When the Jackson litigation costs reforms came into force in 2013, it became rather less attractive for claimants to bring environmental civil claims against their neighbours in respect of, for example, odour nuisance.
Why was this? In short, following the reforms, claimants (assuming they won) could no longer claim their after the event insurance premium or the success fee that they had agreed with their lawyers from the defendant. They had to pay for these things themselves and, in view of the limited damages available for most environmental civil claims, doing so was difficult. Against this backdrop, only the strongest cases and/or cases with significant damages at stake were worth bringing.
Environmental civil claims have certainly not dried up completely. Indeed, some very large cases against UK-based companies with overseas operations have recently hit the headlines:
- A significant claim is under way against a UK-domiciled company and its Zambian-domiciled subsidiary by a group of 1,826 Zambian villagers in respect of alleged environmental pollution in Zambia.
- The High Court is considering whether claims can be brought in the UK against Royal Dutch Shell (incorporated in the UK) and its Nigerian subsidiary, the Shell Petroleum Development Company of Nigeria, by two Nigerian communities, who are seeking about £100m in compensation in connection with alleged repeated oil spills from the subsidiary’s pipelines in the Niger Delta.
These, however, are big, high profile cases with significant damages at stake. Overall, claim activity in this area has decreased as a result of the Jackson reforms.
The big question is whether the costs playing field will ever start to tilt more favourably towards claimants to enable smaller, more run-of-the-mill cases to be brought as easily as they once were.
Claimant lawyers have been active in trying to bring about change. Referring to the UNECE Convention on Access to Information, Public Participation in Decision Making and Access to Justice in Environmental Matters (the “Aarhus Convention”, to which the UK is a party), they have tried to claim that environmental civil claims are “prohibitively expensive” to bring as things currently stand and that this – in the absence of anything to rectify the problem – is a breach of a fundamental requirement of the Convention.
Thus far, their efforts have had little traction with the UK courts (see, for example, the 2014 private nuisance case of Austin v Miller Argent (South Wales) Limited, where it was decided that whilst cases in private nuisance can in principle fall within the scope and requirements of the Aarhus Convention, most – including the case of Mrs Austin herself - will not).

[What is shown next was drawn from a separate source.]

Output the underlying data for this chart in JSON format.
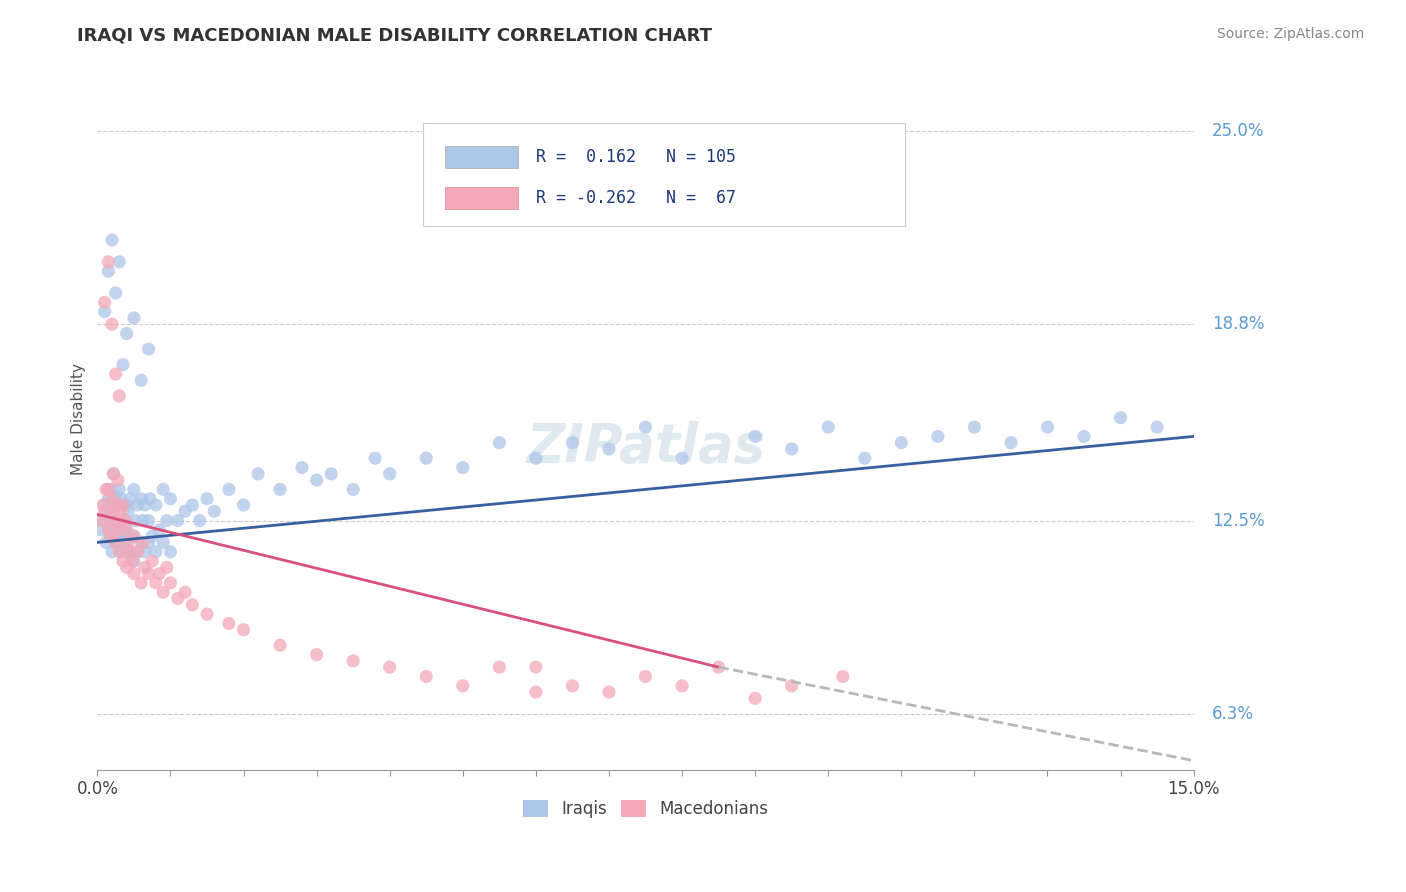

Nor have they obtained much traction with the Government, which decided in November 2016 not to extend its current Aarhus Convention-related Environmental Costs Protection Regime to private nuisance cases or to other types of cases which could be brought against private individuals.
The matter is not yet set in stone, however. Notwithstanding the decision that it has taken, the Government has promised to continue considering how best to address perceived costs issues in private nuisance cases and other types of environmental cases which could be brought against private individuals. There is still something to play for.
Weighing heavily in the Government’s mind when it considers this matter again in the future will be the very recent findings of the Aarhus Convention Compliance committee on 29 November 2016 in relation to the costs implications to claimants in private nuisance cases like the Austin case (referred to above). The findings indicate that the Committee is rather more supportive of private nuisance proceedings falling within the scope of the Aarhus Convention than the Government or the courts have been to date, and is not convinced that such proceedings are not prohibitively expensive for claimants to bring.
Developments in this area will be watched with interest.